Role-based refinement splits the self-improving agent loop into five specialized roles, adding persistent knowledge and gated persistence to prevent regression.

Beyond the Single-Loop Flywheel

Closed-loop role-based refinement structures the self-improvement cycle as five specialized roles -- Competitor, Analyst, Coach, Architect, and Curator -- each with a bounded contract, feeding output into the next role in sequence.

Single-loop patterns like the agentic flywheel and the continuous agent improvement workflow treat improvement as one activity. Role-based refinement splits it into five distinct responsibilities.

AutoContext implements this as five collaborating agent roles, with knowledge persisting between runs to avoid cold starts.

Five-Role Decomposition

Each role maps to a stage in the improvement loop, but with explicit contracts that prevent scope bleed:

graph LR
    A[Competitor] -->|results| B[Analyst]
    B -->|explanation| C[Coach]
    C -->|playbook updates| D[Architect]
    D -->|structural changes| E[Curator]
    E -->|approved knowledge| A
Role Responsibility Contract
Competitor Propose and execute strategies against the current task Produces results; does not analyze or persist them
Analyst Explain why strategies succeeded or failed Produces explanations; does not modify playbooks
Coach Update playbooks and hints based on analysis Modifies knowledge artifacts; does not propose strategies
Architect Suggest structural changes to the system itself Proposes tool and pipeline modifications; does not execute tasks
Curator Gate what persists -- approve, reject, or roll back knowledge changes Controls persistence; does not generate content

The key constraint: each role's output is the next role's input, and no role exceeds its contract.

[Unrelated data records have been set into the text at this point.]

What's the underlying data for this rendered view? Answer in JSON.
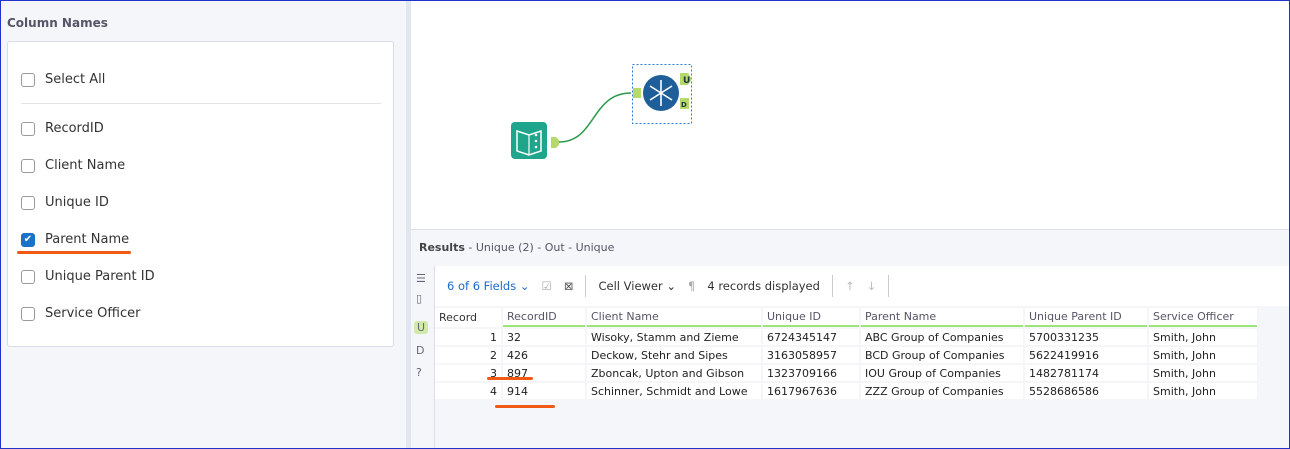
{
  "column_panel": {
    "title": "Column Names",
    "select_all": "Select All",
    "columns": [
      {
        "label": "RecordID",
        "checked": false
      },
      {
        "label": "Client Name",
        "checked": false
      },
      {
        "label": "Unique ID",
        "checked": false
      },
      {
        "label": "Parent Name",
        "checked": true
      },
      {
        "label": "Unique Parent ID",
        "checked": false
      },
      {
        "label": "Service Officer",
        "checked": false
      }
    ]
  },
  "workflow": {
    "unique_tool_anchors": {
      "u": "U",
      "d": "D"
    }
  },
  "results": {
    "title": "Results",
    "subtitle": " - Unique (2) - Out - Unique",
    "toolbar": {
      "fields": "6 of 6 Fields",
      "cell_viewer": "Cell Viewer",
      "records": "4 records displayed"
    },
    "side_icons": {
      "u": "U",
      "d": "D",
      "help": "?"
    },
    "headers": [
      "Record",
      "RecordID",
      "Client Name",
      "Unique ID",
      "Parent Name",
      "Unique Parent ID",
      "Service Officer"
    ],
    "rows": [
      [
        "1",
        "32",
        "Wisoky, Stamm and Zieme",
        "6724345147",
        "ABC Group of Companies",
        "5700331235",
        "Smith, John"
      ],
      [
        "2",
        "426",
        "Deckow, Stehr and Sipes",
        "3163058957",
        "BCD Group of Companies",
        "5622419916",
        "Smith, John"
      ],
      [
        "3",
        "897",
        "Zboncak, Upton and Gibson",
        "1323709166",
        "IOU Group of Companies",
        "1482781174",
        "Smith, John"
      ],
      [
        "4",
        "914",
        "Schinner, Schmidt and Lowe",
        "1617967636",
        "ZZZ Group of Companies",
        "5528686586",
        "Smith, John"
      ]
    ]
  }
}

Persistent Knowledge Layers

Cold starts waste each session rediscovering context. Role-based refinement counters this with structured knowledge that survives across runs:

Layer Contents Update frequency
Playbooks Validated strategies and approaches Updated by Coach after each analysis cycle
Hints Tactical observations not yet promoted to playbook status Updated frequently; pruned by Curator
Tools Reusable scripts and utilities discovered during execution Added by Architect; validated before persistence
Reports Analysis outputs and progress snapshots Append-only; used for trend detection

Unlike simpler patterns (claude-progress.txt, AGENTS.md), hints are tentative and playbooks are validated -- promotion between them is gated by the Curator.

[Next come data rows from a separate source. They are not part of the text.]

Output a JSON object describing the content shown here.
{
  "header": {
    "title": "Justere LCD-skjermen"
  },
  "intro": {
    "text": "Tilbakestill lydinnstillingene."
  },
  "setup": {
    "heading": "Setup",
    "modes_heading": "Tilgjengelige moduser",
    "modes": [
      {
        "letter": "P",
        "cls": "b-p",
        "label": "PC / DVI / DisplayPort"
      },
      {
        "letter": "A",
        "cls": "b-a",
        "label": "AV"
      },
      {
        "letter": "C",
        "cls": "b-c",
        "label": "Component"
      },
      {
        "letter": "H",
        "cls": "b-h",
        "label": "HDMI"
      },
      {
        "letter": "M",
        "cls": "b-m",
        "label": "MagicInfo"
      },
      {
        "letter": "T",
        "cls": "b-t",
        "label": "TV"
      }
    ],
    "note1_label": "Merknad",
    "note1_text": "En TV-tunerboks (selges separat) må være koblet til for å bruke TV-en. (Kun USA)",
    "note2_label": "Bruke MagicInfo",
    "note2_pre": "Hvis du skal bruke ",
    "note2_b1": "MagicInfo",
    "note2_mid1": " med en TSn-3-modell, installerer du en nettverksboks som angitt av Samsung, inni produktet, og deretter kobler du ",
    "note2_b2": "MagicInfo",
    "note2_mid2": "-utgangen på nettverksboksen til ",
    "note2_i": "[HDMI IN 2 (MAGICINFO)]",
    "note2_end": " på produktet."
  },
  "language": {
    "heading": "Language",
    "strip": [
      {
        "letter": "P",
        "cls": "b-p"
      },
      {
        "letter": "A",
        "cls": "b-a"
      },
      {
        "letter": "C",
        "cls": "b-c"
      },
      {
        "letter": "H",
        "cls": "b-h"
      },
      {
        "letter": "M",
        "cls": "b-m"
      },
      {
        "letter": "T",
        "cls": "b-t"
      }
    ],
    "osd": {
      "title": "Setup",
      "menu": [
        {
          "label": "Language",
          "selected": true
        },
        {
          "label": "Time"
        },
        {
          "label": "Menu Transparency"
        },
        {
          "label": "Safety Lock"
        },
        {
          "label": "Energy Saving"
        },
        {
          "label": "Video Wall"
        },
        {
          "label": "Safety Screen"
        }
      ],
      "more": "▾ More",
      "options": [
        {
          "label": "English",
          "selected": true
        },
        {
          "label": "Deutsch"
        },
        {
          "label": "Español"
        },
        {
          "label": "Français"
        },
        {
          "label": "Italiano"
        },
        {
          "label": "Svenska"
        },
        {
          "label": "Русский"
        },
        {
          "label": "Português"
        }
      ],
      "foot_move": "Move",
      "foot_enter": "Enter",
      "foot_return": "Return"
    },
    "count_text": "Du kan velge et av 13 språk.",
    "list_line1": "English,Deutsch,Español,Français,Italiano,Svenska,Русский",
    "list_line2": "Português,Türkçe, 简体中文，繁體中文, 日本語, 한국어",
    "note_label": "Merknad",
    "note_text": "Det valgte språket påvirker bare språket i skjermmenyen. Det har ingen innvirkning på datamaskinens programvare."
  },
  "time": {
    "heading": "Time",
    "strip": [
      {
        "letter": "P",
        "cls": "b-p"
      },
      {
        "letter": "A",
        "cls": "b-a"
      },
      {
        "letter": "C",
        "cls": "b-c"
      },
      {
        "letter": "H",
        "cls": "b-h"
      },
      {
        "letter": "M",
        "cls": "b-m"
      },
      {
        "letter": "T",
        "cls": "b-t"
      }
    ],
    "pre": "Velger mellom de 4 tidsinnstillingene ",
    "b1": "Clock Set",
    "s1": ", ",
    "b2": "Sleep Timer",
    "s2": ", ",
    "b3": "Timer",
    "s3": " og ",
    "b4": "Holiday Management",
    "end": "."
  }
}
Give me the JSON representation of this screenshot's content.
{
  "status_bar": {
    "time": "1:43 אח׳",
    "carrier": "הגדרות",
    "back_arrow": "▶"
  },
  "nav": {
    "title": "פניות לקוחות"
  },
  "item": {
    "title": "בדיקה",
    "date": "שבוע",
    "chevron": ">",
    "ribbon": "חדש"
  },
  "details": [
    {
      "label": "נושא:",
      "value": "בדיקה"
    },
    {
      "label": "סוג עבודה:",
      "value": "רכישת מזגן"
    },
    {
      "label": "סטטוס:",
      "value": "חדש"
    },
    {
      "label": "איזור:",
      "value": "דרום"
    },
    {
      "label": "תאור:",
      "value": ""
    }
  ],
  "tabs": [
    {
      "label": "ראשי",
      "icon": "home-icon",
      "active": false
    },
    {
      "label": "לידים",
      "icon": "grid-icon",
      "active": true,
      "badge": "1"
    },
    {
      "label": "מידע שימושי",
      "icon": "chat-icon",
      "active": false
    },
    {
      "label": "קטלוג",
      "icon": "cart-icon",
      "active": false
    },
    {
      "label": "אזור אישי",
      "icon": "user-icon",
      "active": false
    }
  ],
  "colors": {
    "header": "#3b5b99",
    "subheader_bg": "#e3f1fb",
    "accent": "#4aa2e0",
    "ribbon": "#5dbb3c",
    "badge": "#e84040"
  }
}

Staged Validation and Rollback

Not every proposed improvement should persist. The system applies validation gates at multiple stages:

graph TD
    P[Proposed change] --> V1[Preflight check]
    V1 -->|pass| V2[Prevalidation]
    V2 -->|pass| V3[Probe run]
    V3 -->|pass| V4[Staged validation]
    V4 -->|pass| C[Committed to knowledge]
    V1 -->|fail| R[Rolled back]
    V2 -->|fail| R
    V3 -->|fail| R
    V4 -->|fail| R

Weak strategies roll back automatically, preventing regressions where changes pass initial tests but degrade edge cases. Guards include stagnation detection, dead-end management, and rapid gating.

Frontier-to-Local Distillation

A cost-performance pattern: use frontier models (Claude, GPT-4) for exploration in the Competitor and Analyst roles, encode validated strategies in playbooks, then execute with local models (Ollama, vLLM, MLX) on later runs. Frontier models re-engage only on stagnation or novel problems.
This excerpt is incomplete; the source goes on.